Overview
The Lake Rover Project is a research and prototyping effort. The effort endeavors to take advantage of the current sweet spot in multiple technologies.
Intended Results
- A low cost, autonomous rover able to
- accurately maneuver about the surface of a lake
- record images of aquatic plants and lake bottom
- record GPS coordinates, water depth, water temperature
- Machine learning (AI) software to classify recorded images into
- invasive plant found
- suspicious looking plant found
- no concern
- Interactive Geographic Information System (GIS) maps providing
- markers on the maps where invasive plants were found
- each marker providing
- image at that location
- classification, GPS coordinates, date found, depth
- A website
- to publish the interactive GIS maps
Technologies To Leverage
Internet of Things
The Internet of Things (IoT) refers to the network of physical objects embedded with sensors, software, and other technologies that connect and exchange data with other devices and systems over the internet. The win for the Lake Rover Project is how the popularity of IOT has lead to a large assortment of low cost sensors.
Sensors play a crucial role in the Internet of Things (IoT) by enabling devices to collect real-time data from their surroundings. These sensors detect various physical parameters such as temperature, humidity, motion, light, pressure, GPS location, water depth, etc. The sensors convert the physical parameters into digital signals that can be processed and analyzed.
The immense popularity of IOT has produced a large assortment of low cost Single Board Computers (SBCs). Many SBCs are designed to easily connect and have readily available software to work with the sensors described above.

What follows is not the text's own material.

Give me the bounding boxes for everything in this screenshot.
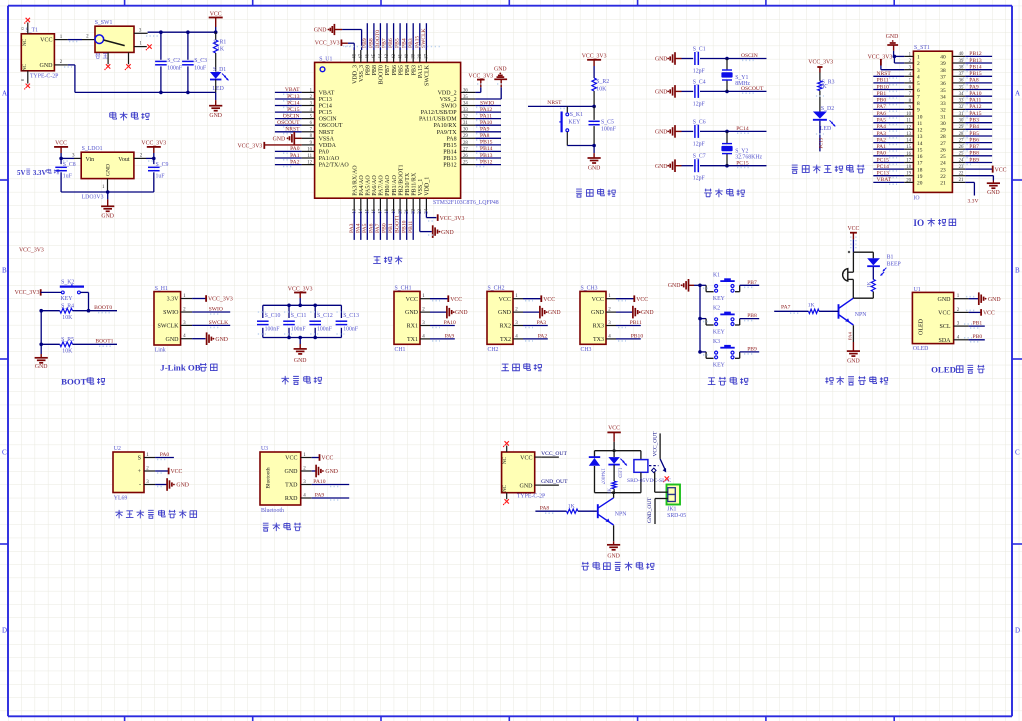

The SBC and sensors for the current rover are less than $500.
Drones
The explosion of drone technologies has revolutionized multiple industries by providing innovative solutions for aerial surveillance, delivery services, agriculture, and photography. Advances in sensor technology, artificial intelligence, and battery efficiency have made drones more accessible and capable than ever before. This rapid development has enabled precise data collection, real-time monitoring, and automated operations, enhancing productivity and safety. As regulations evolve to accommodate these advancements, the integration of drones into everyday applications continues to expand, promising transformative impacts on logistics, environmental monitoring, disaster response, and beyond.
AI Deep Learning Image Classifiers
Deep learning image classifiers are advanced computational models designed to automatically identify and categorize objects within images. The classifiers leverage multi-layered neural networks to analyze visual data, enabling them to learn intricate patterns and features directly from raw pixels. Unlike traditional image recognition methods that require manual feature extraction, deep learning models can autonomously discover salient features, making them highly effective.

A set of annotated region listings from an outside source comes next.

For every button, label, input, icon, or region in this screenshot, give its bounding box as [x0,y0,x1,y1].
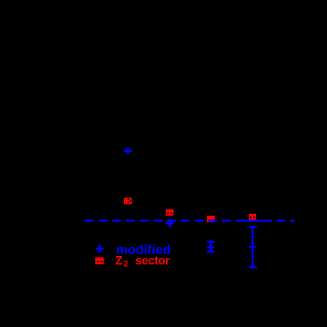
legend blue plus [96,245,104,253]
blue plus P2 with small error bar [165,219,174,228]
blue plus P1 [124,148,132,154]
svg-text:Z: Z [115,254,122,268]
blue errorbar P3 [207,241,215,253]
red square S3 [207,216,215,222]
dashed blue line y=220.6 [85,220,295,222]
svg-text:2: 2 [123,259,128,269]
continuous blue segment at line under S4 [244,220,265,222]
red square S2 [166,209,174,215]
legend red square [95,257,104,264]
blue errorbar P4 [249,226,257,268]
svg-text:sector: sector [135,254,170,268]
red square S4 [249,214,256,221]
red square S1 [124,198,132,204]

The surge in popularity of deep learning image classifiers can be attributed to several factors. Advances in computational power, particularly with the use of GPUs, have made it feasible to train large neural networks on large datasets efficiently. Additionally, the availability of extensive labeled image collections has facilitated the development of robust models capable of generalizing well to new data. These classifiers have demonstrated exceptional performance in diverse applications, from medical imaging to autonomous vehicles, contributing to their widespread adoption across industries.